President Reagan's decision to wipe out the Pentagon's projected 7.6 percent pay raise in October for the 2.1 million men and women in uniform represents the biggest setback Defense Secretary Caspar W. Weinberger has suffered since taking office two years ago, Pentagon officials said yesterday.
They said Weinberger has feared that denying the raises could discourage high quality young people from joining the all-volunteer Army, Navy, Air Force and Marine Corps, and prompt those already in service who possess the most critical and saleable skills to leave for private industry.
"Cap was really down about it when he came back from that meeting," said one defense executive after the Monday White House review when Reagan decided to go along with his Office of Management and Budget recommendation and give no pay raise to either military or civilian employes of the government for fiscal 1984.
"He fought for keeping in at least a 4 percent raise," said a knowledgeable administration official in describing Weinberger's last stand on the pay issue. Congress had approved a 4 percent raise for this year and recommended similar pay increases for fiscal 1984 and 1985.
Weinberger has been telling Army, Navy, Air Force and Marine personnel all over the world the past two years that their pay during previous administrations was "disgraceful."
He indicated that helping them keep pace with inflation was one of his solemn obligations as defense secretary.
Weinberger also told congressional committees that they either had to keep up military salaries or see the national experiment known as the All-Volunteer Force go to ruin. His message to lawmakers was that if they did not finance it generously, they would have to resign themselves to a return of the draft, which Weinberger and Reagan have opposed.
Until now, he had gotten his way with the White House and, with the exception of seeing the proposed 8 percent military pay raise halved last year, in Congress. At Monday's White House meeting the agenda turned out to be stacked against Weinberger, according to administration officials.
The first category put on the chopping block was so-called entitlements, officials said, including military retirement pay and veterans benefits. Once it was decided to trim there, an official said, a link was forged to the next item on the agenda, which was pay for active duty military people and government workers.
According to informed officials, the argument made was how could entitlements for military retirees and veterans be cut without forgoing projected pay raises for those on active duty as well?
Reagan, according to one official, saw the connection and "very reluctantly" agreed that pay raises had to be sacrificed for fiscal 1984 to help reduce the federal budget deficit. Once the president had the linkage in his mind, the official said, "Cap never really had a chance. It's the one big thing he has lost."
Forgoing pay raises for the 2.1 million men and women in uniform, the 993,000 civilians on the Pentagon payroll and roughly l million reservists who are paid for the weekends they train will save about $5 billion in spending in fiscal 1984, according to preliminary estimates. This is more than half the $8 billion spending reduction Reagan approved for the Defense Department in the reappraisal of his fiscal 1984 budget.

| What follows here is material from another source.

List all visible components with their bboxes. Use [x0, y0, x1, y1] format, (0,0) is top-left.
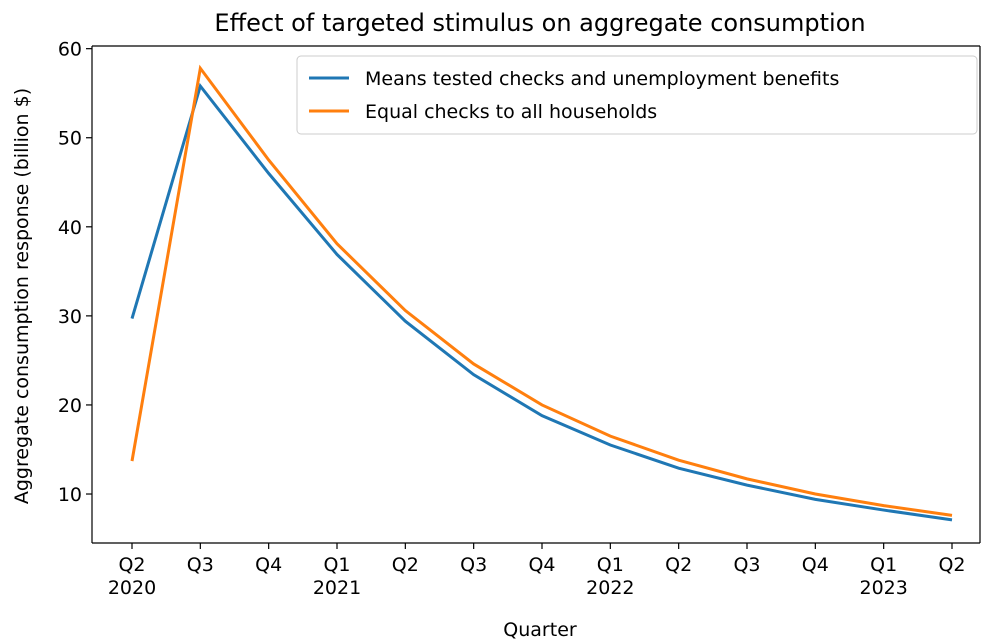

By scrapping the military pay raise, Reagan and Weinberger may have created a credibility problem with one of their staunchest constituencies, the military community. Weinberger realizes this, aides said, and is trying to limit the damage by passing the word that he will fight to get back some of the pay raise in next year's battle of the budget.
It is an open secret within the Pentagon that some military and civilian officials would rather have seen Reagan cancel or stretch out some weapons programs than endanger the administration's biggest military success story, the rejuvenated All-Volunteer Force.
Officials from the Pentagon and White House gave opposite views when asked if Weinberger went along with scrapping the pay raises in the conviction that Congress would restore them.
"The administration did the hardest thing for politicians to do, deny the boys their raises," said one Pentagon official. "Congress won't restore those raises. They'll go on from there and cut programs," meaning big ticket items such as tanks, ships and missiles. "This could get OMB the $20 billion cut they have wanted all along."
Weinberger said Tuesday that the defense budget would be reduced by $11.3 billion in budget authority--money Congress would appropriate for use in fiscal 1984 and later years--and $8 billion in fiscal 1984 spending.
Cutting more from the fiscal 1984 budget authority request would reduce spending in later years when OMB fears the deficit would be much higher than $200 billion unless drastic actions are taken now.
A White House official giving the opposite interpretation theorized that Weinberger expects that Congress will vote pay raises for the military this year and make up for it by cutting weapons accounts, something the lawmakers might do anyhow.
He conceded, however, that powerful lobbying groups which traditionally protect military benefits will be up against the argument that everyone--civilian government workers and military alike--must make unusual sacrifices this year to help the national economy.
The fact that Weinberger has started talking about the need for "sacrifice" suggests he is not playing the Washington game but is trying to salvage as much as he can from his first big defeat in the struggle for the mind of the president.